Harapan

Dulu, aku tidak pernah tahu apa itu harapan. Aku tidak tahu harapan akan mengubah hidupku seumur hidup. Saat aku masih kecil, aku tidak tahu mengapa rasanya hampa tanpanya. Semuanya hampa. Hanya dua orang terdekat, Ibu dan Ayah. Sejak aku bertemu dengannya, kini aku tahu makna dari harapan itu sendiri.

Warning: Fanfic pendek pertamaku.


Harapan. Apakah kau benar-benar ada?

Dulu, Aku tidak pernah boleh keluar rumah.

Jika aku tidak nekat keluar rumah, aku tidak akan bertemu dengannya didalam hutan. Aku menyembunyikan semua persediaan dan bahan makanan untuk petualangan kecilku ke hutan. Aku yakin kalau kedua orangtuaku akan membiarkan aku pergi setelah aku kabur dari rumah. Pikirku.

Aku membawa peta dan semua bahan makanan yang kuseludupkan didalam tas kecil. Aku keluar dari rumah lewat sebuah jendela kecil. Aku bebas sekarang, aku bebas.

Aku berlari menuju hutan, menuju tempat yang paling kusuka dari tahun kapan juga entahlah. Tetapi yang jelas, lokasinya terletak ditengah hutan. Ayahku pernah mengajakku kesana. Aku hanya ingin pergi kesana sendiri, dengan jerih payah sendiri supaya aku dapat menikmati hasilnya.

Dua hari berlalu didalam hutan itu. Semua badanku penuh dengan keringat dan debu, buluku dari coklat menjadi coklat gelap. Telingaku juga mulai kotor. Lalu aku menemukannya. Dia.

Dia sedang terbaring ditempat kesukaanku dengan luka dan badan yang sama kotornya denganku. Pastinya dia tersesat dihutan, aku yakin itu. Lalu aku melihat tanduknya, bentuknya tidak seperti biasanya, seperti api. Ekornya juga demikian.

Saat itu juga aku merasakan sebuah emosi baru, belas kasihan terhadapnya.


Harapan, apakah kau selalu disisiku?

Aku berjalan bersama temanku seekor Absol shiny yang menurutku keren. Dia dapat mengendalikan apinya dengan mudah dan dia selalu menggunakannya untuk membantu sesamanya.

Dengan satu kata saja, aku salut padanya.

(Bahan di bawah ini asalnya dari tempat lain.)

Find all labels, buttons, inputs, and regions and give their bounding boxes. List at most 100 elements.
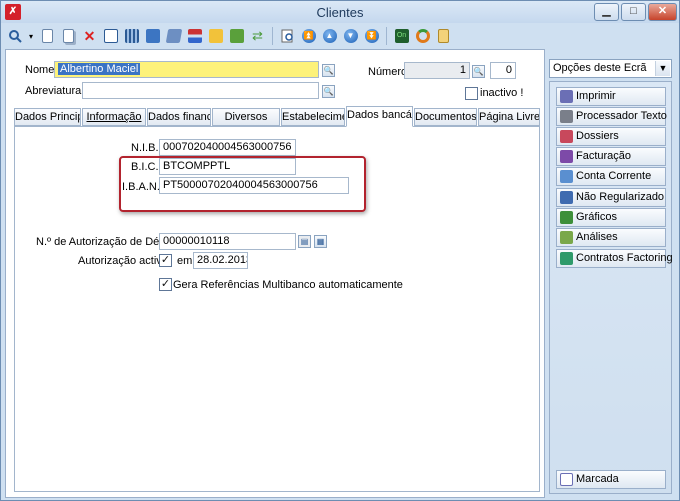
facturacao-label: Facturação bbox=[576, 150, 632, 162]
imprimir-label: Imprimir bbox=[576, 90, 616, 102]
tab-informacao[interactable]: Informação bbox=[82, 108, 146, 126]
new-document-icon[interactable] bbox=[38, 27, 57, 46]
tab-dados-principais[interactable]: Dados Principai bbox=[14, 108, 81, 126]
search-icon[interactable] bbox=[5, 27, 24, 46]
previous-record-icon[interactable]: ▲ bbox=[320, 27, 339, 46]
sync-icon[interactable] bbox=[413, 27, 432, 46]
box-icon[interactable] bbox=[164, 27, 183, 46]
conta-corrente-label: Conta Corrente bbox=[576, 170, 652, 182]
inactivo-label: inactivo ! bbox=[480, 87, 524, 99]
tab-dados-bancarios[interactable]: Dados bancário bbox=[346, 106, 413, 127]
conta-corrente-button[interactable]: Conta Corrente bbox=[556, 167, 666, 186]
toolbar-separator bbox=[386, 27, 387, 45]
dossier-icon bbox=[560, 130, 573, 143]
nao-regularizado-button[interactable]: Não Regularizado bbox=[556, 188, 666, 207]
chevron-down-icon[interactable]: ▼ bbox=[655, 61, 670, 76]
dossiers-label: Dossiers bbox=[576, 130, 619, 142]
numero-lookup-icon[interactable]: 🔍 bbox=[472, 65, 485, 78]
graficos-button[interactable]: Gráficos bbox=[556, 208, 666, 227]
opcoes-combo[interactable]: Opções deste Ecrã ▼ bbox=[549, 59, 672, 78]
nome-value: Albertino Maciel bbox=[58, 63, 141, 75]
nib-field[interactable]: 000702040004563000756 bbox=[159, 139, 296, 156]
debito-document-icon[interactable]: ▤ bbox=[298, 235, 311, 248]
nome-lookup-icon[interactable]: 🔍 bbox=[322, 64, 335, 77]
options-sidebar: Opções deste Ecrã ▼ Imprimir Processador… bbox=[549, 49, 677, 498]
marcada-label: Marcada bbox=[576, 473, 619, 485]
nome-label: Nome bbox=[25, 64, 55, 76]
nome-field[interactable]: Albertino Maciel bbox=[54, 61, 319, 78]
contratos-factoring-button[interactable]: Contratos Factoring bbox=[556, 249, 673, 268]
mail-icon[interactable] bbox=[206, 27, 225, 46]
abreviatura-label: Abreviatura bbox=[25, 85, 82, 97]
dossiers-button[interactable]: Dossiers bbox=[556, 127, 666, 146]
gera-referencias-label: Gera Referências Multibanco automaticame… bbox=[173, 279, 403, 291]
autorizacao-checkbox[interactable]: ✓ bbox=[159, 254, 172, 267]
highlight-annotation-box bbox=[119, 156, 366, 212]
tab-bar: Dados Principai Informação Dados finance… bbox=[14, 106, 540, 127]
nib-label: N.I.B. bbox=[131, 142, 159, 154]
refresh-icon[interactable]: ⇄ bbox=[248, 27, 267, 46]
bookmark-icon bbox=[560, 473, 573, 486]
maximize-button[interactable]: □ bbox=[621, 3, 646, 21]
delete-icon[interactable]: ✕ bbox=[80, 27, 99, 46]
abreviatura-field[interactable] bbox=[82, 82, 319, 99]
close-button[interactable]: ✕ bbox=[648, 3, 677, 21]
contract-icon bbox=[560, 252, 573, 265]
last-record-icon[interactable]: ⏬ bbox=[362, 27, 381, 46]
dropdown-arrow-icon[interactable]: ▾ bbox=[26, 27, 36, 46]
online-icon[interactable]: On bbox=[392, 27, 411, 46]
minimize-button[interactable]: ▁ bbox=[594, 3, 619, 21]
invoice-icon bbox=[560, 150, 573, 163]
chart-icon bbox=[560, 211, 573, 224]
tab-pagina-livre[interactable]: Página Livre bbox=[478, 108, 540, 126]
printer-icon bbox=[560, 90, 573, 103]
inactivo-checkbox[interactable] bbox=[465, 87, 478, 100]
folder-icon[interactable] bbox=[143, 27, 162, 46]
clientes-window: ✗ Clientes ▁ □ ✕ ▾ ✕ ⇄ ⏫ ▲ ▼ ⏬ On Nome A… bbox=[0, 0, 680, 501]
hierarchy-icon[interactable] bbox=[185, 27, 204, 46]
toolbar: ▾ ✕ ⇄ ⏫ ▲ ▼ ⏬ On bbox=[5, 25, 677, 47]
print-preview-icon[interactable] bbox=[278, 27, 297, 46]
em-date-field[interactable]: 28.02.2013 bbox=[193, 252, 248, 269]
abreviatura-lookup-icon[interactable]: 🔍 bbox=[322, 85, 335, 98]
tab-estabelecimentos[interactable]: Estabeleciment bbox=[281, 108, 345, 126]
copy-document-icon[interactable] bbox=[59, 27, 78, 46]
debito-field[interactable]: 00000010118 bbox=[159, 233, 296, 250]
form-area: Nome Albertino Maciel 🔍 Abreviatura 🔍 Nú… bbox=[5, 49, 545, 498]
title-bar: ✗ Clientes ▁ □ ✕ bbox=[1, 1, 679, 23]
account-icon bbox=[560, 170, 573, 183]
imprimir-button[interactable]: Imprimir bbox=[556, 87, 666, 106]
opcoes-combo-label: Opções deste Ecrã bbox=[553, 62, 647, 74]
processador-texto-button[interactable]: Processador Texto bbox=[556, 107, 667, 126]
em-label: em bbox=[177, 255, 193, 267]
autorizacao-label: Autorização activa bbox=[78, 255, 168, 267]
tab-documentos[interactable]: Documentos de bbox=[414, 108, 477, 126]
edit-icon[interactable] bbox=[101, 27, 120, 46]
options-panel: Imprimir Processador Texto Dossiers Fact… bbox=[549, 81, 673, 494]
tab-dados-financeiros[interactable]: Dados financeir bbox=[147, 108, 211, 126]
folder-open-icon[interactable] bbox=[227, 27, 246, 46]
gera-referencias-checkbox[interactable]: ✓ bbox=[159, 278, 172, 291]
marcada-button[interactable]: Marcada bbox=[556, 470, 666, 489]
numero-label: Número bbox=[368, 66, 408, 78]
tab-diversos[interactable]: Diversos bbox=[212, 108, 280, 126]
text-processor-icon bbox=[560, 110, 573, 123]
analysis-icon bbox=[560, 231, 573, 244]
pending-icon bbox=[560, 191, 573, 204]
debito-label: N.º de Autorização de Débito bbox=[36, 236, 177, 248]
facturacao-button[interactable]: Facturação bbox=[556, 147, 666, 166]
grid-icon[interactable] bbox=[122, 27, 141, 46]
first-record-icon[interactable]: ⏫ bbox=[299, 27, 318, 46]
numero-field[interactable]: 1 bbox=[404, 62, 470, 79]
contratos-factoring-label: Contratos Factoring bbox=[576, 252, 673, 264]
next-record-icon[interactable]: ▼ bbox=[341, 27, 360, 46]
document-copy-icon[interactable] bbox=[434, 27, 453, 46]
debito-calendar-icon[interactable]: ▦ bbox=[314, 235, 327, 248]
toolbar-separator bbox=[272, 27, 273, 45]
analises-button[interactable]: Análises bbox=[556, 228, 666, 247]
numero-aux-field[interactable]: 0 bbox=[490, 62, 516, 79]
processador-texto-label: Processador Texto bbox=[576, 110, 667, 122]
analises-label: Análises bbox=[576, 231, 618, 243]
nao-regularizado-label: Não Regularizado bbox=[576, 191, 665, 203]
window-title: Clientes bbox=[316, 5, 364, 20]
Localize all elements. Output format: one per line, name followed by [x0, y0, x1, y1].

Aku sekarang telah menjadi temannya. Dialah teman pertamaku ini. Dialah yang membuatku tahu apa arti hidupku. Tanpanya, aku tidak akan tersadar akan seberapa pentingnya hidupku ini.

Lalu aku melihat dia. Dia terlihat senang bersamaku. Dia bagaikan bayanganku, selalu berada disisiku.

Aku melihat sekumpulan bully yang menghadang langkah kami. Aku tidak takut kepada mereka. Mereka hanyalah batu-batu kecil pada sebuah jalanan besar. Mereka meneror kami. Aku menyerang mereka tanpa pikir panjang dan melumpuhkan mereka.

Dia terkaget melihat seranganku, pastinya dia sangat kagum denganku.

Lalu kami berjalan menjauh dari tempat itu karena kami takut akan orang tua bully-bully tersebut.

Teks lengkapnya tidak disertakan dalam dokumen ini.